Ollin Board Company — Dallo skate ai mobili
Forse la storia più surreale. Ollin Board Company produceva componenti premium per skateboard elettrici, inclusi i ricercatissimi VESC (Vedder Electronic Speed Controller) custom. Erano rispettati nella community DIY.
Poi, senza preavviso, hanno fatto pivot verso... i mobili di lusso. Il sito web che una volta vendeva ESC e motori brushless ora mostra tavoli in legno massello e articoli per la casa.
Cosa possiamo imparare
Queste storie hanno alcuni temi in comune:
Il problema dei pre-ordini. Enertion, Jed e altri hanno dimostrato che raccogliere soldi prima di avere un prodotto finito è rischioso sia per l'azienda che per il cliente. Oggi i consumatori sono molto più cauti con il crowdfunding di skateboard elettrici.

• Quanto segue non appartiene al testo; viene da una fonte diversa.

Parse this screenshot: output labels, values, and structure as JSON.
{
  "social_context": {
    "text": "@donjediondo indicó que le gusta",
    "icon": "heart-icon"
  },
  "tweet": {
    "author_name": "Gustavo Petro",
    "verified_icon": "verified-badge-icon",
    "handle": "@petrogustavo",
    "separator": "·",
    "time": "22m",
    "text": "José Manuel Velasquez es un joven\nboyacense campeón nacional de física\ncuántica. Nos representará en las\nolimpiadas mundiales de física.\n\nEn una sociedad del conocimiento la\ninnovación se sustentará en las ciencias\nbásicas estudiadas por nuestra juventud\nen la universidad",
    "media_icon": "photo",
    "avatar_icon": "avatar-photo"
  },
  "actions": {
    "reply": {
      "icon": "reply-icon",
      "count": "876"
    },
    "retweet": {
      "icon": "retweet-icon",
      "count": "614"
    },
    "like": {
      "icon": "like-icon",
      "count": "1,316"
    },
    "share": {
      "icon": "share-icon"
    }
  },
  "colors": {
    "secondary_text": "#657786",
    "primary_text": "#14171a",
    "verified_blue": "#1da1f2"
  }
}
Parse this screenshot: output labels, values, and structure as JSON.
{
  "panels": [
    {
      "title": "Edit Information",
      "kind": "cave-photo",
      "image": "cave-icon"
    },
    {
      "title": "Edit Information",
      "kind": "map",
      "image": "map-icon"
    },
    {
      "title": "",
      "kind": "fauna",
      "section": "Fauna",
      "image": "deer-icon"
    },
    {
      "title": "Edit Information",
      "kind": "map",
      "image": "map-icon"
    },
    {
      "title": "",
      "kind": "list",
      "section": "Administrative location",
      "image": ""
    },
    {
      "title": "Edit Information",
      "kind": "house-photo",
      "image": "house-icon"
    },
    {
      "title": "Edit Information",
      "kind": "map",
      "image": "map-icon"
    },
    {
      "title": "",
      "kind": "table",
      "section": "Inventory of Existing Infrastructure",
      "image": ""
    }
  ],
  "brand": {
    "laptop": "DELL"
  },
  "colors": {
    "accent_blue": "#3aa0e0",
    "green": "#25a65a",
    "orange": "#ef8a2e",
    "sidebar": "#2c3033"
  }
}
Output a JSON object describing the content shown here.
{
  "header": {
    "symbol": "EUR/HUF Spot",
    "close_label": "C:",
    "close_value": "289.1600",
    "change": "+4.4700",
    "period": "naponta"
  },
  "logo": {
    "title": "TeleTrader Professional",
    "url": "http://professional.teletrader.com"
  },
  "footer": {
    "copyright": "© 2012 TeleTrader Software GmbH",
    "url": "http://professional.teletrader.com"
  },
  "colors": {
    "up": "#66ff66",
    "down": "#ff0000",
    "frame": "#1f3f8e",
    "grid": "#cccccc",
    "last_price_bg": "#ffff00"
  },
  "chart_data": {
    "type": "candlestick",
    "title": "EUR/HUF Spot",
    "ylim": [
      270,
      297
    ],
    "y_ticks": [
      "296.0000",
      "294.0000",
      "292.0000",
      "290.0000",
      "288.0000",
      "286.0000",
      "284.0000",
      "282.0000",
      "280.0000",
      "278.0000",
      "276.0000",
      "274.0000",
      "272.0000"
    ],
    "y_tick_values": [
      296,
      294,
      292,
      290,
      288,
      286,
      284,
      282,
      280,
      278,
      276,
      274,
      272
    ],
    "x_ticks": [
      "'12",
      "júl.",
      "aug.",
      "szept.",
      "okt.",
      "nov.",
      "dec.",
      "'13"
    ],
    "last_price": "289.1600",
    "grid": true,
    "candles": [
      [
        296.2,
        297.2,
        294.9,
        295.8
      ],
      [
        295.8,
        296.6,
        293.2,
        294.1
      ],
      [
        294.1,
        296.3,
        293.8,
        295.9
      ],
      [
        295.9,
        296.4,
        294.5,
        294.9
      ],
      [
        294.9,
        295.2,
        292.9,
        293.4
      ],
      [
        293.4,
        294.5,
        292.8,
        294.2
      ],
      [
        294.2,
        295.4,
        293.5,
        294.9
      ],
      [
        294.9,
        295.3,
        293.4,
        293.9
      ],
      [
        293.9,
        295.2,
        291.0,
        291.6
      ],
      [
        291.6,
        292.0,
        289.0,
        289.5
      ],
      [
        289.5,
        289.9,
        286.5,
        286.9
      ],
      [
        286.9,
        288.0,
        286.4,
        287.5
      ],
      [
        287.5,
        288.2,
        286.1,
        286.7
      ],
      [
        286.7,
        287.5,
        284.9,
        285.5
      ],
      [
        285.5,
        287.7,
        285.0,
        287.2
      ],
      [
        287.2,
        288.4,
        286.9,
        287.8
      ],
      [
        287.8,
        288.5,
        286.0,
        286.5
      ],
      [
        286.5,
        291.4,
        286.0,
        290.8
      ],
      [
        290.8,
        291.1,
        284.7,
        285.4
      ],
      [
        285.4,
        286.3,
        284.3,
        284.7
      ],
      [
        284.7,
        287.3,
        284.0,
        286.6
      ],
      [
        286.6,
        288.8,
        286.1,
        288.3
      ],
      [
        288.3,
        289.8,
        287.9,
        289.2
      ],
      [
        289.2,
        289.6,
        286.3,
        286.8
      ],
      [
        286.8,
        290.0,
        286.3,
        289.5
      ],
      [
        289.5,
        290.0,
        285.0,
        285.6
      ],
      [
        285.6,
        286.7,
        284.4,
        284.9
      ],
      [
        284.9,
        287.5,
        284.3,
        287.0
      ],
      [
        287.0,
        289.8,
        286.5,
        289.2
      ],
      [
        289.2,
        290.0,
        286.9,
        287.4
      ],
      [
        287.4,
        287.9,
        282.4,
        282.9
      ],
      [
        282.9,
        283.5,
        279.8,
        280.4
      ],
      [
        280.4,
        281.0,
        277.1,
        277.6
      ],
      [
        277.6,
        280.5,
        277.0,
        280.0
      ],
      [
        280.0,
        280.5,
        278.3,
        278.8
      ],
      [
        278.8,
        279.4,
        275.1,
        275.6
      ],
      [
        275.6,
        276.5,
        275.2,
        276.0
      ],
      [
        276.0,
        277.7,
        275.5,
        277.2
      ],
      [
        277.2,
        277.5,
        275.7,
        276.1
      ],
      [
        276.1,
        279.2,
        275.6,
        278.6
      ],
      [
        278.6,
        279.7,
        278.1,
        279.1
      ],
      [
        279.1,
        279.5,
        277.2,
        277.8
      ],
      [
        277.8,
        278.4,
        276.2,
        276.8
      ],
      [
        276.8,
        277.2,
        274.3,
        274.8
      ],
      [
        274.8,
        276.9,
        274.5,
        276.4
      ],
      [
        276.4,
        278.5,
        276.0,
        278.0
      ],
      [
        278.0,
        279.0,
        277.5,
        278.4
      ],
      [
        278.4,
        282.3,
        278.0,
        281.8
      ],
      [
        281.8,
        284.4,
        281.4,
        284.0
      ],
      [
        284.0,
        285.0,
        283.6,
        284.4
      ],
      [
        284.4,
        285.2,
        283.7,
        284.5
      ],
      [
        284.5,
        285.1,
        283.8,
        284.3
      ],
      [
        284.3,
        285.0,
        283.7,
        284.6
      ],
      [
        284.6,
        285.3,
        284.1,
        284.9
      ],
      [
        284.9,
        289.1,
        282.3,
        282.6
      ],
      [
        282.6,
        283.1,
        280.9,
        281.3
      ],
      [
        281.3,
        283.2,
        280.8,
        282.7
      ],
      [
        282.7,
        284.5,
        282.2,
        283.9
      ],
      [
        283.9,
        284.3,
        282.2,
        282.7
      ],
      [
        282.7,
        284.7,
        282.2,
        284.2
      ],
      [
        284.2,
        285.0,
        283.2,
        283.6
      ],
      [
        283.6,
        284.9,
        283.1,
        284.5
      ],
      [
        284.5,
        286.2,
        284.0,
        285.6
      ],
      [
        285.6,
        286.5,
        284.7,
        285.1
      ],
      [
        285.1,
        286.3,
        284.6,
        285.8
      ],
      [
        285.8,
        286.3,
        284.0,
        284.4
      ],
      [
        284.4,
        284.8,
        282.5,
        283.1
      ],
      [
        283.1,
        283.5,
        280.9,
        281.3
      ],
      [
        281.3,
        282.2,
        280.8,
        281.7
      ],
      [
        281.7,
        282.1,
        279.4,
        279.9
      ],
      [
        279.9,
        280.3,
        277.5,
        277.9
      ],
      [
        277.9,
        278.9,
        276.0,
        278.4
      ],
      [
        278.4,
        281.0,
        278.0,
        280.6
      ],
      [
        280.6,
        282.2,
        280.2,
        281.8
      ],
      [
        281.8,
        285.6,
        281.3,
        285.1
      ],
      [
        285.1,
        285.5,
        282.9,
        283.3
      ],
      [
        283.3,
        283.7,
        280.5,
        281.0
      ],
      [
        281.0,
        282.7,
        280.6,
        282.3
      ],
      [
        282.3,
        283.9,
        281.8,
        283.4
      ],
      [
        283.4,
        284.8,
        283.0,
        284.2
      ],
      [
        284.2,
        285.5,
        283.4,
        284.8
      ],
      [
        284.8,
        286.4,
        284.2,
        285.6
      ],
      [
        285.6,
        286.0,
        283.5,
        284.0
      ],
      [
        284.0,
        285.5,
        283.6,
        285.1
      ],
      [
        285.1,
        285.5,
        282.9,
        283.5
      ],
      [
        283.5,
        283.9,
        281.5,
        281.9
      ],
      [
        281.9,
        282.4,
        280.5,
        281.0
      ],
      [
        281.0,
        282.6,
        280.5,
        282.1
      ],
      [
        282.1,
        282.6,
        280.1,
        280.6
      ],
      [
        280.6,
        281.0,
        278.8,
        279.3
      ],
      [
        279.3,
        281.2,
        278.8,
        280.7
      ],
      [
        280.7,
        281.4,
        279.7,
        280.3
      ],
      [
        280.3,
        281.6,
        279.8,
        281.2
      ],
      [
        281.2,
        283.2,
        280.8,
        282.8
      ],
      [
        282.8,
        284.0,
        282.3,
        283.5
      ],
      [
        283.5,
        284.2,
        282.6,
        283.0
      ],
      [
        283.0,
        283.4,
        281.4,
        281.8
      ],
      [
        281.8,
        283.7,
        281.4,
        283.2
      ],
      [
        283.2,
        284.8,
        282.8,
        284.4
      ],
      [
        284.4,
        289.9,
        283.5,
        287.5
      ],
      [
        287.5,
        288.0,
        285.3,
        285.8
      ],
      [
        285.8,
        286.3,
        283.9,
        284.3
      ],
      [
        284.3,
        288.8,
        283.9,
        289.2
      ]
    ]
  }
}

I dazi e la supply chain. La storia di Boosted mostra quanto sia fragile un business hardware che dipende da componenti cinesi e vende a prezzi premium. Le aziende che sono sopravvissute — Meepo, Wowgo, Backfire — sono quelle che producono direttamente in Cina.
Il servizio post-vendita conta. Inboard e Acton hanno dimostrato che vendere un prodotto hardware senza un piano sostenibile per il supporto è una condanna a morte.
Il mercato premia il rapporto qualità-prezzo. I brand che oggi dominano offrono board da €300-700 con prestazioni che cinque anni fa costavano il doppio. Il segmento premium esiste ancora (Evolve, Exway, Acedeck), ma richiede un'esecuzione impeccabile.
Il futuro
L'industria degli skateboard elettrici è più sana oggi di quanto non sia mai stata. I brand sopravvissuti hanno imparato dalle ceneri di chi li ha preceduti. Ma la prossima volta che vedete una campagna Kickstarter per uno skateboard elettrico rivoluzionario... ricordatevi di Enertion.